基于石墨烯量子点修饰的银纳米颗粒的高性能电阻式湿度传感器。

High-performance resistive humidity sensor based on Ag nanoparticles decorated with graphene quantum dots.

作者信息

Chaloeipote Gun, Samarnwong Jaruwan, Traiwatcharanon Pranlekha, Kerdcharoen Teerakiat, Wongchoosuk Chatchawal

机构信息

Department of Physics, Faculty of Science, Kasetsart University, Chatuchak, Bangkok 10900, Thailand.
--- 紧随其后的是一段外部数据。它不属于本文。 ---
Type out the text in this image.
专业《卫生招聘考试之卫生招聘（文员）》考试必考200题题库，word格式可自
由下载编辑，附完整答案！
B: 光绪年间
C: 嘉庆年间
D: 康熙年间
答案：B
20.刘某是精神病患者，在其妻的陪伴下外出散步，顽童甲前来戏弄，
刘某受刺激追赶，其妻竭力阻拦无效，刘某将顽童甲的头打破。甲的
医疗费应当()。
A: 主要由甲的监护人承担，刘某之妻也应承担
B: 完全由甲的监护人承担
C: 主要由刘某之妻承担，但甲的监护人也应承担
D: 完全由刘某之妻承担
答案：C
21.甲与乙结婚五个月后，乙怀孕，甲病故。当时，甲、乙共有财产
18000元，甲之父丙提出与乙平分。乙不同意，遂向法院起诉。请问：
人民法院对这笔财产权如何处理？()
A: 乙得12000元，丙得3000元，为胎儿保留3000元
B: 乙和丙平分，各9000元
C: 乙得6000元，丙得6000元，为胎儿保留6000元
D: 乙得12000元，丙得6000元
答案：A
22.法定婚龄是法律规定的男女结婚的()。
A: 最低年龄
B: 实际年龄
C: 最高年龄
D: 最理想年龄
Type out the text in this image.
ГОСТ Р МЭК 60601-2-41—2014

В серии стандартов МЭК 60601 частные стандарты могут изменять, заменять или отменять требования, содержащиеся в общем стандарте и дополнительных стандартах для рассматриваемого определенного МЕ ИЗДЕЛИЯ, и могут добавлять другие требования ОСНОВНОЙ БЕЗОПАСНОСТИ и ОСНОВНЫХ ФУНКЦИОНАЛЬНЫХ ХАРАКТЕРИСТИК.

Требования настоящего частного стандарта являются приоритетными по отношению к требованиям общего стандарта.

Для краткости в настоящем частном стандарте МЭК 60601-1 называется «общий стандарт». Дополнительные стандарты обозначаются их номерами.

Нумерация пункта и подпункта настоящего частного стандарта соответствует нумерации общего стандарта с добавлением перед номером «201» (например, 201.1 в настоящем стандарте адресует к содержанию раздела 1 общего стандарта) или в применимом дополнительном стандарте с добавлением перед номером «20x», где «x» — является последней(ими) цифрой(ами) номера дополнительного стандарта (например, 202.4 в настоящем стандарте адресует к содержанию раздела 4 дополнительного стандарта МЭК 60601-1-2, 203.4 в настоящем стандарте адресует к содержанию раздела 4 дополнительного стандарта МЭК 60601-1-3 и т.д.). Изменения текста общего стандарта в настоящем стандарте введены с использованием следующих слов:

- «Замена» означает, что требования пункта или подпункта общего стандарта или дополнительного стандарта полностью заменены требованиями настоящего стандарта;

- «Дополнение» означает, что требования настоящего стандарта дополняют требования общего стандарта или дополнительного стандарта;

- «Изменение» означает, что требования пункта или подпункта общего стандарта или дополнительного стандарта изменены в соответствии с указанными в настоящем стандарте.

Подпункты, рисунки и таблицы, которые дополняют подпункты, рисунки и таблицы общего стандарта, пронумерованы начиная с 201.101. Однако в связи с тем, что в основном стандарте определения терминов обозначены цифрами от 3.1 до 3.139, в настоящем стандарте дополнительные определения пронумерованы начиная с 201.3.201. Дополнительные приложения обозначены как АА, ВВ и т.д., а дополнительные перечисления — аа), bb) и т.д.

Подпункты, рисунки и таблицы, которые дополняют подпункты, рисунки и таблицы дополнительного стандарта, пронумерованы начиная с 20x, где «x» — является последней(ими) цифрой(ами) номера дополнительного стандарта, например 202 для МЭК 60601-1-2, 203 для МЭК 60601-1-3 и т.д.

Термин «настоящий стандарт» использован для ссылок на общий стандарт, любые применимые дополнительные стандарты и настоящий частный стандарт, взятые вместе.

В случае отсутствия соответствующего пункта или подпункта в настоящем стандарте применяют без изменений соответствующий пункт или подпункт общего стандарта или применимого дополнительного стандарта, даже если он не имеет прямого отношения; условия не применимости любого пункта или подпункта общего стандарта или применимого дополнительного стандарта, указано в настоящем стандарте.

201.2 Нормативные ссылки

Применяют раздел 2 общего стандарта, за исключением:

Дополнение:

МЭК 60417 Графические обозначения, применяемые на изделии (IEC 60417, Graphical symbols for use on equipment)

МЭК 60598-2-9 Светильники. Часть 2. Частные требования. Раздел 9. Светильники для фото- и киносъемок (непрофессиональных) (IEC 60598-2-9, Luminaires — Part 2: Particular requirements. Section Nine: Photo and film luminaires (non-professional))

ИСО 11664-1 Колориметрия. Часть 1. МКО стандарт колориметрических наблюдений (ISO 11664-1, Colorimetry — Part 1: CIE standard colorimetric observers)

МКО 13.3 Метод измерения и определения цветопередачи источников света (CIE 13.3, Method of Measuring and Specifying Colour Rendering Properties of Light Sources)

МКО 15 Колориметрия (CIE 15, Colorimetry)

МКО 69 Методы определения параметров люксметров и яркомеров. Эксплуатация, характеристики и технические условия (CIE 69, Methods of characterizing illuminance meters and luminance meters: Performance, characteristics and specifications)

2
Department of Physics, Faculty of Science, Mahidol University and Research Network of NANOTEC at Mahidol University, National Nanotechnology Center, Bangkok 10400, Thailand.

出版信息

R Soc Open Sci. 2021 Jul 21;8(7):210407. doi: 10.1098/rsos.210407. eCollection 2021 Jul.

DOI:10.1098/rsos.210407

PMID:34295526

原文链接:https://pmc.ncbi.nlm.nih.gov/articles/PMC8292773/

Abstract

In this work, we present a low-cost, fast and simple fabrication of resistive-type humidity sensors based on the graphene quantum dots (GQDs) and silver nanoparticles (AgNPs) nanocomposites. The GQDs and AgNPs were synthesized by hydrothermal method and green reducing agent route, respectively. UV-Vis spectrophotometer, X-ray photoelectron spectroscopy and field-emission transmission electron microscopy were used to characterize quality, chemical bonding states and morphology of the nanocomposite materials and confirm the successful formation of core/shell-like AgNPs/GQDs structure. According to sensing humidity results, the ratio of GQDs/AgNPs 1 : 1 nanocomposite exhibits the best humidity response of 98.14% with exponential relation in the humidity range of 25-95% relative humidity at room temperature as well as faster response/recovery times than commercial one at the same condition. The sensing mechanism of the high-performance GQDs/AgNPs humidity sensor is proposed via Schottky junction formation and intrinsic synergistic effects of GQDs and AgNPs.

摘要

在本工作中，我们展示了一种基于石墨烯量子点（GQDs）和银纳米颗粒（AgNPs）纳米复合材料的低成本、快速且简单的电阻式湿度传感器制造方法。GQDs和AgNPs分别通过水热法和绿色还原剂路线合成。利用紫外可见分光光度计、X射线光电子能谱和场发射透射电子显微镜对纳米复合材料的质量、化学键合状态和形态进行表征，并确认成功形成了核壳状AgNPs/GQDs结构。根据湿度传感结果，GQDs/AgNPs 1:1纳米复合材料在室温下25 - 95%相对湿度范围内呈现出98.14%的最佳湿度响应，且与商业传感器相比，在相同条件下具有更快的响应/恢复时间，响应关系呈指数关系。通过肖特基结的形成以及GQDs和AgNPs的内在协同效应，提出了高性能GQDs/AgNPs湿度传感器的传感机制。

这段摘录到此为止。